Microsoft has made significant progress with Azure since its inception and this year has been no different with a focus on the IoT space and "Digital Twins" as well as a number of online and offline data transfer solutions under the Azure Data Box banner. Unsurprisingly, the company has also announced a slew of new services in the infrastructure space at the Ignite 2018 conference.

Perhaps most significantly, the forthcoming general availability of Windows Server 2019 and Windows Server, version 1809 was announced for October and will be complemented by the release of Windows Admin Center version 1809. These OS versions will help connect in-house infrastructure with services in the Azure cloud to enable the deployment of hybrid solutions.

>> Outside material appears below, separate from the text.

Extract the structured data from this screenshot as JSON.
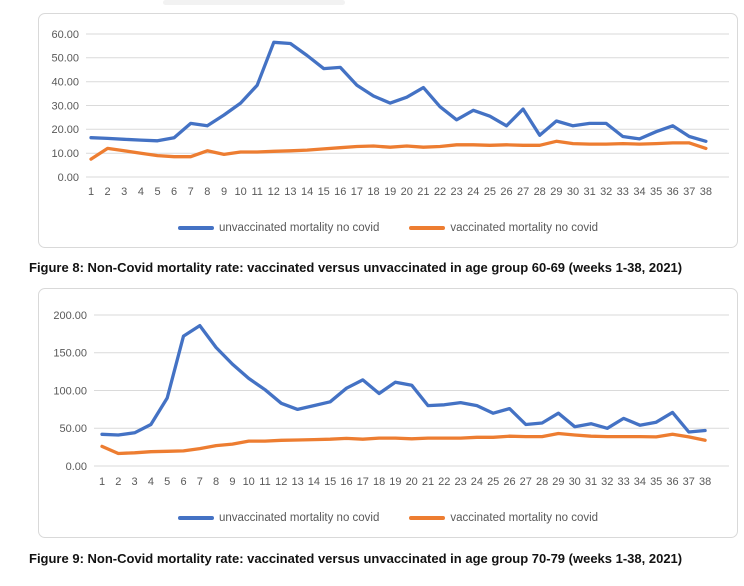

The company also announced a number of storage solutions, including Azure Standard SSD Managed Disks into general availability as well as a new Ultra service variant, designed for latency-sensitive or data-intensive workloads, entering its public preview. Customers will also have the option of 8, 16, and 32TB capacities across the Premium SSD, Standard SSD, and Standard HDD products. Capacity boosted Azure Files shares also moved out of preview, seeing the maximum allocated storage increase from 5TB to 100TB while a premium SSD-backed version of the service for "high-throughput, low latency" workloads made its debut in preview form.

Moving beyond storage, the Redmond giant unveiled two new N-series Azure Virtual Machines that will be GPU optimized, making them ideal for tasks reliant on heavy graphics processing or where GPU computing power is most appropriate. The VMs will be part of the ND- and NV-series offerings with the former available in public preview while the latter will follow suit later in the year.

Turning towards networking, Microsoft also announced two new variants of its Azure ExpressRoute service. ExpressRoute Direct provides access to the company's global backbone which may be of benefit when significant data transfers to Azure infrastructure is required. ExpressRoute Global Reach takes this a step further by allowing customers to communicate across this network via local ExpressRoute connections around the world. Both offerings are now available in public preview.

Azure Firewall, Microsoft's firewall-as-a-service product, reached general availability after being in preview for under four months. The service now also supports hybrid networks, including those that leverage ExpressRoute while allowing users to implement policy enforcement to regulate application and network traffic across service instances as well as virtual networks. Lower level integration with other Azure services, including Azure Monitor and Security Center.

Further details about these services are expected to be made available during the course of Ignite 2018.